Treatment of mild sleep-disordered breathing with continuous positive airway pressure therapy in pregnant women with preeclampsia improves fetal activity levels, a marker of fetal well-being, according to a study.
Results showed that the average number of fetal movements increased from 319 during a night without CPAP treatment to 592 during the subsequent night with CPAP therapy. During the course of the night without CPAP treatment, the number of fetal movements decreased steadily by 7.4 movements per hour. In contrast, the number of fetal movements increased by 12.6 per hour during the night with CPAP therapy.
“What would otherwise have been considered clinically unimportant or minor ‘snoring likely has major effects on the blood supply to the fetus, and that fetus in turn protects itself by reducing movements,” Colin Sullivan, PhD, the studys principal investigator, of the University of Sydney Medical School in Australia, said in a news release.
“This can be treated with readily available positive airway pressure therapy and suggests that measurement of fetal activity during a mothers sleep may be an important and practical method of assessing fetal well-being.”
The three-part study, which appears in the January issue of the journal Sleep, began with the validation of a fetal activity monitor against ultrasound in 20 normal, third-trimester pregnant women. The next phase of the study measured fetal movement overnight in 20 women with moderate to severe preeclampsia and 20 matched control subjects. Results showed that the number of fetal movements during maternal sleep was significantly lower in the preeclampsia group (289) than in the control group (689).

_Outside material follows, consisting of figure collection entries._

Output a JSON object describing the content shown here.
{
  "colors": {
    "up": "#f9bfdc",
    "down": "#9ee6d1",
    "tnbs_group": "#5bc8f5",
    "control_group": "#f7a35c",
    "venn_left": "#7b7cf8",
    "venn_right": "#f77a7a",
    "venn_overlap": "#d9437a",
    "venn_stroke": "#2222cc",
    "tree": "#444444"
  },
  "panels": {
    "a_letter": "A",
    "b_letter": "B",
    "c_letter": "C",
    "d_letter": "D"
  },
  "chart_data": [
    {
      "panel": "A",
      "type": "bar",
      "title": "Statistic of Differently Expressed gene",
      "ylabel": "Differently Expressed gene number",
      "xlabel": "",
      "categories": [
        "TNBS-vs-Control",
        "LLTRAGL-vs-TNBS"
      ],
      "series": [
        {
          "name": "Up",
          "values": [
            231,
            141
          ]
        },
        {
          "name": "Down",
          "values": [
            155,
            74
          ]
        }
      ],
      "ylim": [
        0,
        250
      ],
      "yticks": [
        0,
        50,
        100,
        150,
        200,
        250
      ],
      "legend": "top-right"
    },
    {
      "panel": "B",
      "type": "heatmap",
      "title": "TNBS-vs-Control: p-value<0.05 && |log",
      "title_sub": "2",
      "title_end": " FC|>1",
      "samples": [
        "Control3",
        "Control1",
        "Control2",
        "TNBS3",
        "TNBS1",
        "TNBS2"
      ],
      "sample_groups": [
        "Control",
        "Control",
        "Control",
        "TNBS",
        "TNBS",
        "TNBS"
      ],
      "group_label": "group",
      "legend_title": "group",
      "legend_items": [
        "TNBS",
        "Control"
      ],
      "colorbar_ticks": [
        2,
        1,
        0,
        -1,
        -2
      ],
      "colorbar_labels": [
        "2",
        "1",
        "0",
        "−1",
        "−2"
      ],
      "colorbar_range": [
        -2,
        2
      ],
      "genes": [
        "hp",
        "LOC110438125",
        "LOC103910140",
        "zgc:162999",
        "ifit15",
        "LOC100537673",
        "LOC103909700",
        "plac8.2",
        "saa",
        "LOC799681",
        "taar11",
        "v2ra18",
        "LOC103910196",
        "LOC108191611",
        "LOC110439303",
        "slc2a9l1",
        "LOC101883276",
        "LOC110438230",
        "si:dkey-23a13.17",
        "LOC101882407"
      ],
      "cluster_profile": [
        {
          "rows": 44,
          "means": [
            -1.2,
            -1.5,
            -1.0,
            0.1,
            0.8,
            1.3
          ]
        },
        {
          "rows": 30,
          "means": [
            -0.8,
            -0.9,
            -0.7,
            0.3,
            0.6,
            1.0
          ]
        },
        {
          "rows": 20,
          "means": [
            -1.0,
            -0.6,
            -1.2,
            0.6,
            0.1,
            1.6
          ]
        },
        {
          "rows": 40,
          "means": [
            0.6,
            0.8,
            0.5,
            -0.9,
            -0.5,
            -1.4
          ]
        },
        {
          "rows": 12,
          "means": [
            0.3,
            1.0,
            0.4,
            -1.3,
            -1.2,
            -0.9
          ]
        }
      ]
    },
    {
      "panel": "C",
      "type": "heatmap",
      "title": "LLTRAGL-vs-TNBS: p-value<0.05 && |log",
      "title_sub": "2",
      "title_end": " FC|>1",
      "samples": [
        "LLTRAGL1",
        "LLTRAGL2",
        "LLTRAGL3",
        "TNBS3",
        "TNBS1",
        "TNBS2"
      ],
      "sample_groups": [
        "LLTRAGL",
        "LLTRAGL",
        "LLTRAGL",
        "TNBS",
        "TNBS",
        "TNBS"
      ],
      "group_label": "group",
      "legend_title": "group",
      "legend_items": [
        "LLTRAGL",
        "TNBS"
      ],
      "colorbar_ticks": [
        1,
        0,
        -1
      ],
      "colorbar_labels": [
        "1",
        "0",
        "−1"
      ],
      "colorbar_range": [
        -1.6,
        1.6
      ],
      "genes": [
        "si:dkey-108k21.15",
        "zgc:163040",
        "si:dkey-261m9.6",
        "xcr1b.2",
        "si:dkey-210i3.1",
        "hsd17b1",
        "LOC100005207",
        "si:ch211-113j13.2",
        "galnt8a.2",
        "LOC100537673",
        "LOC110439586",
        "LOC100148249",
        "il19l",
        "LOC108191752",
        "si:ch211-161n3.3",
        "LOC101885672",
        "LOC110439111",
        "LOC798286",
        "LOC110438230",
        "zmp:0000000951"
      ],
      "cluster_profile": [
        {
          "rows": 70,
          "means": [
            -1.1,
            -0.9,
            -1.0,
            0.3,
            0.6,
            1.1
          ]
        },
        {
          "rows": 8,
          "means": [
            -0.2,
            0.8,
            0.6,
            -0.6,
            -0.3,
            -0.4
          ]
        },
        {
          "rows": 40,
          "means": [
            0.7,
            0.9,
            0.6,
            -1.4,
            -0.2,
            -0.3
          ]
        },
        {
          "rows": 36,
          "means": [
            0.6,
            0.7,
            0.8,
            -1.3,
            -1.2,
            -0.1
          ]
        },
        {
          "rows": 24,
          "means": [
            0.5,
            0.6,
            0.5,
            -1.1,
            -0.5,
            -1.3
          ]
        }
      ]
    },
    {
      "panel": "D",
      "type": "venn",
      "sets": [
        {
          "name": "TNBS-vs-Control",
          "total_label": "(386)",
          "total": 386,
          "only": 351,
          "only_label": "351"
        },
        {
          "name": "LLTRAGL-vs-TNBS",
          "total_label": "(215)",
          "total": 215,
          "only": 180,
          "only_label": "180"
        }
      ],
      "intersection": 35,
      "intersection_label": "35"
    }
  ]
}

In the final phase of the study, fetal movement was measured on consecutive nights in 10 women with moderate to severe preeclampsia, the first night without treatment and the second night with nasal CPAP therapy. The women had mild sleep-disordered breathing with an apnea/hypopnea index of 7 breathing pauses per hour of sleep. A minimal average CPAP pressure of 7 cm H2O was needed to eliminate upper airway obstruction and airflow limitation.
“Maternal SDB represents a unique opportunity to study the effect of in utero exposures of postnatal development and future risk. This has major implications for public health,” Louise M. OBrien, PhD, MS, associate professor at the University of Michigan, wrote in an accompanying commentary. “It raises the possibility that a simple, noninvasive therapy for SDB may improve fetal well-being.”
According to the authors, preeclampsia affects about 5% of pregnancies. The study abstract is available at www.journalsleep.org/ViewAbstract.aspx?pid=28747.